Dari Nabi saw., beliau bersabda:

“Di antara duniamu, ada tiga hal yang dititahkan menyenangkan kepadaku, yaitu bau harum, wanita dan dibuat kesejukan mataku justru dalam salat.”

Tiga hal ini kalau ternyata berada pada Rasulullah saw. bukanlah semata-mata dunia, karena sesungguhnya setiap perkara yang disertai niat karena Allah swt. bukanlah dunia semata, seperti bekal untuk kekuatan, tempat tinggal dan pakaian yang diperlukan, sebagaimana yang dikatakan oleh Syekh Khalil Ar-Rasyidi dalam kitab Al-Majaalisi Ar-Raaiqah.

Ketika Rasulullah saw. menyampaikan sabda tersebut di atas, terdapat para sahabat sedang duduk mengerumuni beliau, Abu Bakar mengatakan:

“Betul engkau, wahai, Rasulullah, di antara dunia ada tiga hal yang menyenangkan kami, yaitu: Melihat wajah Rasulullah, membelanjakan hartaku untuk Rasulullah dan putriku menjadi istri Rasulullah saw.”

Sayidina Umar berkata:

“Betul engkau, wahai, Abu Bakar! Di antara dunia, ada tiga hal yang menyenangkan aku, yaitu: Amar makruf, nahi mungkar dan pakaian. yang usang.”

Selanjutnya Sayidina Utsman berkata:

“Betul engkau, wahai, Umar! Di antara dunia, ada tiga hal yang menyenangkan aku, ialah: Memberi makan orang kelaparan sampai kenyang, memberi pakaian orang yang tidak berpakaian dan membaca Alqur-an.

Diriwayatkan, bahwa Utsman r.a. telah mengkhatamkan Alqur-an dalam dua rakaat salat sunah malam hari.

Lalu Sayidina Ali berkata:

“Betul engkau, wahai, Utsman, yang aku senangi dari dunia ada tiga, yaitu: melayani tamu, puasa pada waktu cuaca panas dan mengangkat pedang terhadap musuh-musuh.”

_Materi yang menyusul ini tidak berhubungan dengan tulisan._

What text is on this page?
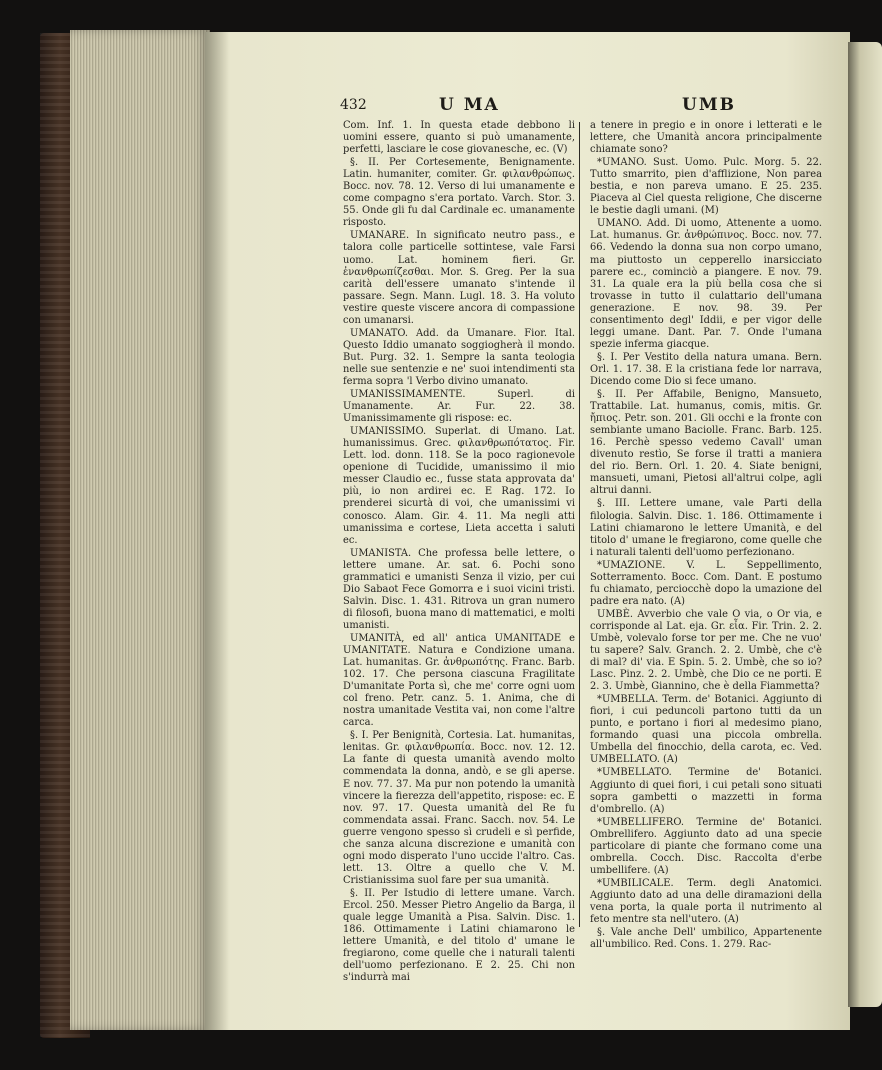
432	U MA	UMB

Com. Inf. 1. In questa etade debbono li uomini essere, quanto si può umanamente, perfetti, lasciare le cose giovanesche, ec. (V)

§. II. Per Cortesemente, Benignamente. Latin. humaniter, comiter. Gr. φιλανθρώπως. Bocc. nov. 78. 12. Verso di lui umanamente e come compagno s'era portato. Varch. Stor. 3. 55. Onde gli fu dal Cardinale ec. umanamente risposto.

UMANARE. In significato neutro pass., e talora colle particelle sottintese, vale Farsi uomo. Lat. hominem fieri. Gr. ἐνανθρωπίζεσθαι. Mor. S. Greg. Per la sua carità dell'essere umanato s'intende il passare. Segn. Mann. Lugl. 18. 3. Ha voluto vestire queste viscere ancora di compassione con umanarsi.

UMANATO. Add. da Umanare. Fior. Ital. Questo Iddio umanato soggiogherà il mondo. But. Purg. 32. 1. Sempre la santa teologia nelle sue sentenzie e ne' suoi intendimenti sta ferma sopra 'l Verbo divino umanato.

UMANISSIMAMENTE. Superl. di Umanamente. Ar. Fur. 22. 38. Umanissimamente gli rispose: ec.

UMANISSIMO. Superlat. di Umano. Lat. humanissimus. Grec. φιλανθρωπότατος. Fir. Lett. lod. donn. 118. Se la poco ragionevole openione di Tucidide, umanissimo il mio messer Claudio ec., fusse stata approvata da' più, io non ardirei ec. E Rag. 172. Io prenderei sicurtà di voi, che umanissimi vi conosco. Alam. Gir. 4. 11. Ma negli atti umanissima e cortese, Lieta accetta i saluti ec.

UMANISTA. Che professa belle lettere, o lettere umane. Ar. sat. 6. Pochi sono grammatici e umanisti Senza il vizio, per cui Dio Sabaot Fece Gomorra e i suoi vicini tristi. Salvin. Disc. 1. 431. Ritrova un gran numero di filosofi, buona mano di mattematici, e molti umanisti.

UMANITÀ, ed all' antica UMANITADE e UMANITATE. Natura e Condizione umana. Lat. humanitas. Gr. ἀνθρωπότης. Franc. Barb. 102. 17. Che persona ciascuna Fragilitate D'umanitate Porta sì, che me' corre ogni uom col freno. Petr. canz. 5. 1. Anima, che di nostra umanitade Vestita vai, non come l'altre carca.

§. I. Per Benignità, Cortesia. Lat. humanitas, lenitas. Gr. φιλανθρωπία. Bocc. nov. 12. 12. La fante di questa umanità avendo molto commendata la donna, andò, e se gli aperse. E nov. 77. 37. Ma pur non potendo la umanità vincere la fierezza dell'appetito, rispose: ec. E nov. 97. 17. Questa umanità del Re fu commendata assai. Franc. Sacch. nov. 54. Le guerre vengono spesso sì crudeli e sì perfide, che sanza alcuna discrezione e umanità con ogni modo disperato l'uno uccide l'altro. Cas. lett. 13. Oltre a quello che V. M. Cristianissima suol fare per sua umanità.

§. II. Per Istudio di lettere umane. Varch. Ercol. 250. Messer Pietro Angelio da Barga, il quale legge Umanità a Pisa. Salvin. Disc. 1. 186. Ottimamente i Latini chiamarono le lettere Umanità, e del titolo d' umane le fregiarono, come quelle che i naturali talenti dell'uomo perfezionano. E 2. 25. Chi non s'indurrà mai

a tenere in pregio e in onore i letterati e le lettere, che Umanità ancora principalmente chiamate sono?

*UMANO. Sust. Uomo. Pulc. Morg. 5. 22. Tutto smarrito, pien d'afflizione, Non parea bestia, e non pareva umano. E 25. 235. Piaceva al Ciel questa religione, Che discerne le bestie dagli umani. (M)

UMANO. Add. Di uomo, Attenente a uomo. Lat. humanus. Gr. ἀνθρώπινος. Bocc. nov. 77. 66. Vedendo la donna sua non corpo umano, ma piuttosto un cepperello inarsicciato parere ec., cominciò a piangere. E nov. 79. 31. La quale era la più bella cosa che si trovasse in tutto il culattario dell'umana generazione. E nov. 98. 39. Per consentimento degl' Iddii, e per vigor delle leggi umane. Dant. Par. 7. Onde l'umana spezie inferma giacque.

§. I. Per Vestito della natura umana. Bern. Orl. 1. 17. 38. E la cristiana fede lor narrava, Dicendo come Dio si fece umano.

§. II. Per Affabile, Benigno, Mansueto, Trattabile. Lat. humanus, comis, mitis. Gr. ἤπιος. Petr. son. 201. Gli occhi e la fronte con sembiante umano Baciolle. Franc. Barb. 125. 16. Perchè spesso vedemo Cavall' uman divenuto restìo, Se forse il tratti a maniera del rio. Bern. Orl. 1. 20. 4. Siate benigni, mansueti, umani, Pietosi all'altrui colpe, agli altrui danni.

§. III. Lettere umane, vale Parti della filologia. Salvin. Disc. 1. 186. Ottimamente i Latini chiamarono le lettere Umanità, e del titolo d' umane le fregiarono, come quelle che i naturali talenti dell'uomo perfezionano.

*UMAZIONE. V. L. Seppellimento, Sotterramento. Bocc. Com. Dant. E postumo fu chiamato, perciocchè dopo la umazione del padre era nato. (A)

UMBÈ. Avverbio che vale O via, o Or via, e corrisponde al Lat. eja. Gr. εἶα. Fir. Trin. 2. 2. Umbè, volevalo forse tor per me. Che ne vuo' tu sapere? Salv. Granch. 2. 2. Umbè, che c'è di mal? di' via. E Spin. 5. 2. Umbè, che so io? Lasc. Pinz. 2. 2. Umbè, che Dio ce ne porti. E 2. 3. Umbè, Giannino, che è della Fiammetta?

*UMBELLA. Term. de' Botanici. Aggiunto di fiori, i cui peduncoli partono tutti da un punto, e portano i fiori al medesimo piano, formando quasi una piccola ombrella. Umbella del finocchio, della carota, ec. Ved. UMBELLATO. (A)

*UMBELLATO. Termine de' Botanici. Aggiunto di quei fiori, i cui petali sono situati sopra gambetti o mazzetti in forma d'ombrello. (A)

*UMBELLIFERO. Termine de' Botanici. Ombrellifero. Aggiunto dato ad una specie particolare di piante che formano come una ombrella. Cocch. Disc. Raccolta d'erbe umbellifere. (A)

*UMBILICALE. Term. degli Anatomici. Aggiunto dato ad una delle diramazioni della vena porta, la quale porta il nutrimento al feto mentre sta nell'utero. (A)

§. Vale anche Dell' umbilico, Appartenente all'umbilico. Red. Cons. 1. 279. Rac-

Ketika mereka sedang berdialog mengenai hal tersebut, tiba-tiba datang Jibril a.s. kepada Nabi saw. seraya berkata: “Allah Yang Maha Suci lagi Maha Tinggi telah mengutusku ketika Dia mendengar ucapan kamu sekalian. Dia memerintahkan kepadamu, agar bertanya kepadaku tentang perkara yang aku senangi andaikata aku menjadi penduduk bumi.” Kemudian Nabi bertanya: “Wahai, Jibril, apakah yang kamu ‘ senangi andaikata kamu menjadi penduduk dunia?”

Jibril menjawab:

“Memberi petunjuk orang-orang yang sesat pada jalan yang lurus, ramah terhadap orang-orang yang mengembara, yang taat kepada Allah swt. dan khusyuk kepada-Nya serta menolong kerabat yang sengsara.”

Lebih lanjut Jibril mengatakan:

“Tuhan, Pemilik keagungan, mencintai tiga perkara dari hamba-hambaNya, yaitu: Mengerahkan segala kekuatan untuk taat kepada Allah swt., menangis ketika sedih karena telah melakukan maksiat dan sabar ketika miskin.”

43, Tersesat, Melarat dan Terhina

Dari sebagian hukama:

“Barangsiapa berpegang teguh bada akalnya, niscaya dia sesat, barangsiapa mencari kecukupan melalui harta bendanya, niscaya dia akan melarat dan barangsiapa yang mencari kemuliaan dan makhluk, niscaya dia hina.”

Berlindung pada akal itu sesat, jika tidak dibarengi berpegang kepada Allah dan mohon bimbingan-Nya menuju kebenaran. Merasa cukup dengan hartanya saja akan melarat, jika tidak menyadari bahwa sesungguhnya yang memberi kecukupan adalah Allah. Bahkan dalam hadis disebutkan:

 “Barangsiapa merasa cukup dengan Allah, maka Dia akan memberinya kekayaan.”

Kemudian barangsiapa yang mengandalkan kekuatan makhluk, maka dia menjadi hina di hadapan Allah.

44. Tiga Macam Buah Makrifat

Dari sebagian hukama:

“Buah makrifat (mengenali Allah) ada tiga: Malu terhadap Allah, cinta kepada Allah dan rindu dengan-Nya.”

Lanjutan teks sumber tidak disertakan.